Just before the crest of the hill, he and I looked back at the same time. We both saw it. Have you ever wondered what a bullet looks like as it’s fired from a gun, from the perspective of the bolt face? I no longer have to wonder. I’ve seen it firsthand.

He was on the brake trying to slow down from our top speed of 75 mph, but it wasn’t enough. We both yelled “OH @#$%!” as that big ugly box levitated up, quivered a bit, and shot straight backwards out of the truck! Aaaaaaah!

It landed right side up and skidded along in our middle lane for another 20 feet before coming to rest right in the road. By that time we had pulled over to the shoulder. We got out and I yelled at Stephen to watch out for the traffic. One semi swerved around the outside of the box, an SUV passed it on the right.

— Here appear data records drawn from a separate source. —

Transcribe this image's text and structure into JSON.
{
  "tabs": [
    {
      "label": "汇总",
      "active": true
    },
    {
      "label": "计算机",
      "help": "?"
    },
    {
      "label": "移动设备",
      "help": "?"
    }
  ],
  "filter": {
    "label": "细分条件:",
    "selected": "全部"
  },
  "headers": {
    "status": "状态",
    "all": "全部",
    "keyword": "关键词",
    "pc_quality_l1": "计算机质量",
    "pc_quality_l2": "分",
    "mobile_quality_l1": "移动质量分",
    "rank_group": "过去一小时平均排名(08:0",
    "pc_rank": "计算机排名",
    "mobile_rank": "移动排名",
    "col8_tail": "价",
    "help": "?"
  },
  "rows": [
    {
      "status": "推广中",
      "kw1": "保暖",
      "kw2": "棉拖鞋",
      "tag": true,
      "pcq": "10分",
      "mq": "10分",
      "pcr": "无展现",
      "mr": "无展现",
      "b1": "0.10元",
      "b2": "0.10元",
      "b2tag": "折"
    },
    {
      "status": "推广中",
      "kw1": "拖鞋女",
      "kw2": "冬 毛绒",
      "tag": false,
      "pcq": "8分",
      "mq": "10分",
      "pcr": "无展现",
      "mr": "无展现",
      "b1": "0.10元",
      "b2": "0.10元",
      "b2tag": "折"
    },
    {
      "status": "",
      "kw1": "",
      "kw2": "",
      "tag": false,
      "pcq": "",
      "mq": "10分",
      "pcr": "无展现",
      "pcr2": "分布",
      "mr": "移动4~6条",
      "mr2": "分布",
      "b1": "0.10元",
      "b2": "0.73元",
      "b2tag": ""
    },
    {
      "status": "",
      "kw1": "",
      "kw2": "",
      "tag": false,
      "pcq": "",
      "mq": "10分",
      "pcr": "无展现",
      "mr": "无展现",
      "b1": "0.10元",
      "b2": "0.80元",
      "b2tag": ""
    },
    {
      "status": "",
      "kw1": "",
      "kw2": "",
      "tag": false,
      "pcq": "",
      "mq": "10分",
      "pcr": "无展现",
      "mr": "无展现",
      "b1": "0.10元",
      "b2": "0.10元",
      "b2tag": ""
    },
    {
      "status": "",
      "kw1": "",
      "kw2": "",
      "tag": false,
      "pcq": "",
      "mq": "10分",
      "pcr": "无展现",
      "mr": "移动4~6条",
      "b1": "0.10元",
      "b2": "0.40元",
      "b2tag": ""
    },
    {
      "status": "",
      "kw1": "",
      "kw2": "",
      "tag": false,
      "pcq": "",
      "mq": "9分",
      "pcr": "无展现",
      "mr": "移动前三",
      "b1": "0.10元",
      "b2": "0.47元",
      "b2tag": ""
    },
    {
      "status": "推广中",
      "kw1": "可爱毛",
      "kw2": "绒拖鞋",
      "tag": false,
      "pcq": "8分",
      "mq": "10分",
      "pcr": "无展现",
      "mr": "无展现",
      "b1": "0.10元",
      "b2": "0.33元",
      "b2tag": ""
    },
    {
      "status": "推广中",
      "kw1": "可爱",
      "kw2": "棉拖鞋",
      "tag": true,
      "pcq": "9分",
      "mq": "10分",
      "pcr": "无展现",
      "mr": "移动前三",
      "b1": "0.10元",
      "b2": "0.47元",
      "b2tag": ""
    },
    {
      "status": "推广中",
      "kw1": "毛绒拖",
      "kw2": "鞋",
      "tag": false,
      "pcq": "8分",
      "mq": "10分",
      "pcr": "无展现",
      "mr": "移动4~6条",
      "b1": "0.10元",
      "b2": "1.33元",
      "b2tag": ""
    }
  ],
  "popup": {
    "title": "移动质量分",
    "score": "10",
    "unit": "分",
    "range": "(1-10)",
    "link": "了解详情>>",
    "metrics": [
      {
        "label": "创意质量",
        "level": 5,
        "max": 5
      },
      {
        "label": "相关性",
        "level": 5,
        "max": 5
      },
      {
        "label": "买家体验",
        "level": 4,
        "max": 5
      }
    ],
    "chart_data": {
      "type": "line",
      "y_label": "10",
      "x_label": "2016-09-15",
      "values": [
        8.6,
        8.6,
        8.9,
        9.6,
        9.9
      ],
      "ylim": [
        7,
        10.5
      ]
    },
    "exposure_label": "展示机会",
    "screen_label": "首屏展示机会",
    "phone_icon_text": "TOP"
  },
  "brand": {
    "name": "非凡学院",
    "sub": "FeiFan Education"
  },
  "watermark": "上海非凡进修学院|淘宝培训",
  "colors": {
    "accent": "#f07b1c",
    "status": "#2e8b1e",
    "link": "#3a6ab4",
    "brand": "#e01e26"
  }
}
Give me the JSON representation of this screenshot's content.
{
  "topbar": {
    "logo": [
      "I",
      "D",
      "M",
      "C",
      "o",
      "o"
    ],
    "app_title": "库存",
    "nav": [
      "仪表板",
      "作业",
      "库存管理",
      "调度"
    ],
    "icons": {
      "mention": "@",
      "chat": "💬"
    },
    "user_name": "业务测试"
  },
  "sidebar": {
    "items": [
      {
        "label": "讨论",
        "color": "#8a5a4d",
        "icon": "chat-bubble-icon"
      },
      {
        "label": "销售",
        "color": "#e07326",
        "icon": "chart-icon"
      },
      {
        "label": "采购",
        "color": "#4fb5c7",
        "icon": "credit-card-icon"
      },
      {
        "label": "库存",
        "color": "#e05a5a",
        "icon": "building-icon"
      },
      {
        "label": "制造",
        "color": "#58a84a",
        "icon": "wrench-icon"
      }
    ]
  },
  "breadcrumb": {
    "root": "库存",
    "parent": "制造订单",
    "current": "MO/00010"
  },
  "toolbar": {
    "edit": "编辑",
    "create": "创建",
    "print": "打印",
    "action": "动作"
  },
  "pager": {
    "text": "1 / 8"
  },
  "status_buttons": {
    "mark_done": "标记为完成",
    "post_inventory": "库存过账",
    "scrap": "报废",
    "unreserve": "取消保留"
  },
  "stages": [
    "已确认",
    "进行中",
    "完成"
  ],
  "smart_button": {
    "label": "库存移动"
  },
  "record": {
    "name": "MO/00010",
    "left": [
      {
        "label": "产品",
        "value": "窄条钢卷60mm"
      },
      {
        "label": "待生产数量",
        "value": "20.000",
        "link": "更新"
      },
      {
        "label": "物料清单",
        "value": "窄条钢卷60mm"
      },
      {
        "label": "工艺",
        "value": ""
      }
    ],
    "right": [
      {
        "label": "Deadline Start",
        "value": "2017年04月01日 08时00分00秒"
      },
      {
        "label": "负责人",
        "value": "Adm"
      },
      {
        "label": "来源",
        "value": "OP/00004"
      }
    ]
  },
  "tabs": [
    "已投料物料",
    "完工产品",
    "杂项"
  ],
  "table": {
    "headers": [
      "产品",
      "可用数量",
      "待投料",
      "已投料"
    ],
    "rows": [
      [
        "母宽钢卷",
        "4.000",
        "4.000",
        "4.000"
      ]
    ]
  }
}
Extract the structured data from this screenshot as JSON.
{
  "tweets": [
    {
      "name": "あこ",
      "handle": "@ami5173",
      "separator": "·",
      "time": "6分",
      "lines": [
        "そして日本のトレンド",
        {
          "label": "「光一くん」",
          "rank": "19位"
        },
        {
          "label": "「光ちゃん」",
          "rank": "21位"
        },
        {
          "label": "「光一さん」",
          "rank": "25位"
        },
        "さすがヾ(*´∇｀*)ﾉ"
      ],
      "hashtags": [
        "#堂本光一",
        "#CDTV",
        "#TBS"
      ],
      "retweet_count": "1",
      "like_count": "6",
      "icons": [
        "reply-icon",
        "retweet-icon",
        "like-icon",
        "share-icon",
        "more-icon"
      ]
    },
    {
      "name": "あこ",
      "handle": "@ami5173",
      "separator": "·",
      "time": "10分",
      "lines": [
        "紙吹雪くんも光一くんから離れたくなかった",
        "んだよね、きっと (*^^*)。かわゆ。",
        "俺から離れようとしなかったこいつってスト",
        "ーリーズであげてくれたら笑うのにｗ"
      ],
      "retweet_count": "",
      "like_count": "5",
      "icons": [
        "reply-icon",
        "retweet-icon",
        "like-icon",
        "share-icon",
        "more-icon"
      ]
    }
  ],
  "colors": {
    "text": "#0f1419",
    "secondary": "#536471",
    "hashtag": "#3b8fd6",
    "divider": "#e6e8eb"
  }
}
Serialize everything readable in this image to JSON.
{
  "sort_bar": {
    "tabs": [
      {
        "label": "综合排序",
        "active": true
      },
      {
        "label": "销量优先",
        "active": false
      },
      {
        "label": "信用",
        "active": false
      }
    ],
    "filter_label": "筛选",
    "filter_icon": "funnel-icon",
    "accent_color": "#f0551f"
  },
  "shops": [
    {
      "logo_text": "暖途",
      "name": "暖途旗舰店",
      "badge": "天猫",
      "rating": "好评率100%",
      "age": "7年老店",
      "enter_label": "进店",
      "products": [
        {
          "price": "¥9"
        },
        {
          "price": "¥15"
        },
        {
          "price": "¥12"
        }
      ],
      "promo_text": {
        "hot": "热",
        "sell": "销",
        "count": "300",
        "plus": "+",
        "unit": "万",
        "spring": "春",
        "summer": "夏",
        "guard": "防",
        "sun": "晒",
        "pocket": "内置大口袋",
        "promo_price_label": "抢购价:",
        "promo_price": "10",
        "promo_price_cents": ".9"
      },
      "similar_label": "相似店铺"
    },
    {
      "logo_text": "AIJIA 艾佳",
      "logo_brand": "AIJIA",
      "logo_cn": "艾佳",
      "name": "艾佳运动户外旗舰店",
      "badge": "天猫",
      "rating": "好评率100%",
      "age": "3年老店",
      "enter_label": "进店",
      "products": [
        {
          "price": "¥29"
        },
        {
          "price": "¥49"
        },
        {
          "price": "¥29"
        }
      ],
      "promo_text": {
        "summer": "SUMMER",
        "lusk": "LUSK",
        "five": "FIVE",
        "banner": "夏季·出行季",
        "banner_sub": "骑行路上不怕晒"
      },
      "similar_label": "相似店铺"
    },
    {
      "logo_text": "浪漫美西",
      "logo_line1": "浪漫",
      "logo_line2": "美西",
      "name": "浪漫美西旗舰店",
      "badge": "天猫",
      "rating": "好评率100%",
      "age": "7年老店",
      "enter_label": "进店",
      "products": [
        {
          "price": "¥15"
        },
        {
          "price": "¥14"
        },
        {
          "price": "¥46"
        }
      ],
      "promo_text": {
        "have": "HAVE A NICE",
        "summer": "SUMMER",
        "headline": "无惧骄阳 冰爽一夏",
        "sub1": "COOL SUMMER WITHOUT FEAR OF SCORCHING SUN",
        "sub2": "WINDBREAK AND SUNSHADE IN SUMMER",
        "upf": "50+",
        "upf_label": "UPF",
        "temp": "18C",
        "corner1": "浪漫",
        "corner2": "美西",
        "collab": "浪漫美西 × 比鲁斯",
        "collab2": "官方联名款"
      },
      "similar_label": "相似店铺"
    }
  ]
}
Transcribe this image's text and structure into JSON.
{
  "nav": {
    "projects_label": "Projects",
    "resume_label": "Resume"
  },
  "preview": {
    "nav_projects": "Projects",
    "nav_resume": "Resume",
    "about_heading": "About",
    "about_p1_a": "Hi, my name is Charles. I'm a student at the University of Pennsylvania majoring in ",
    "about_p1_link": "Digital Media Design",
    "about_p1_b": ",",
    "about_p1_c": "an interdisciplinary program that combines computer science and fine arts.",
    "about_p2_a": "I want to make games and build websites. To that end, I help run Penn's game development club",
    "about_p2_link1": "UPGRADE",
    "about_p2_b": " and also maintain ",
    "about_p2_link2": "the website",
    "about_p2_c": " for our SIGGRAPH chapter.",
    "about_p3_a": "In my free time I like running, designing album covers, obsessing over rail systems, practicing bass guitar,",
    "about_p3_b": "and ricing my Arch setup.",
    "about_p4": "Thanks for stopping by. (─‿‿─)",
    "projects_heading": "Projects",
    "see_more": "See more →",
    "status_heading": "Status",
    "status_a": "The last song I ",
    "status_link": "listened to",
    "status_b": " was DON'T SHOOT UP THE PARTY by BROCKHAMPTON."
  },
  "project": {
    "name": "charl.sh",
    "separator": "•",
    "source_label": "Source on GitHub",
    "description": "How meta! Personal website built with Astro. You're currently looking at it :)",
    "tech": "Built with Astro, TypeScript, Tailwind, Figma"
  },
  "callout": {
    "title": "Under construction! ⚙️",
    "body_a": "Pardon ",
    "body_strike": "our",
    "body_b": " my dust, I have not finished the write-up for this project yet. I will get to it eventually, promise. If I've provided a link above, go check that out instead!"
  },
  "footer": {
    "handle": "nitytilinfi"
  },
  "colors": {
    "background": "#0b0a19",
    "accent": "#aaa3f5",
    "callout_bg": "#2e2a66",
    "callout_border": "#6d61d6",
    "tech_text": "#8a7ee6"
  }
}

Even though this was a six-lane interstate, there was surprisingly little traffic. Then, as we were pushing it over to the shoulder, it hit me. “Thank God for Mormons!” I told Stephen.

This was 9:00 on a Sunday morning just outside of Salt Lake City. No other stretch of urban interstate highway anywhere else in the country would you find that little traffic at 9:00 any morning. Most of the faithful were at church and thankfully not bearing down on us at top speed.

After we un-boxed that miraculously unscathed head right there on the shoulder, repacked everything, and got back on the road, we decided on a name for that moose. We were very proud of ourselves for getting that rack to fly back through a combination of our creative packaging and the benevolence of Billy the Bagthrower. Now, however, we felt like complete morons having witnessed that same box nearly get decimated by flying onto on the highway. This, after we both knew way better than to ever pack a large light box in a moving truck bed!

We made it the rest of the way home, uneventfully, to Colorado with The Flying Moose and the Blueberry Bear. Plus, since a big moose rack in the back of a truck draws a crowd every time you stop, we even made a few new friends along the way home.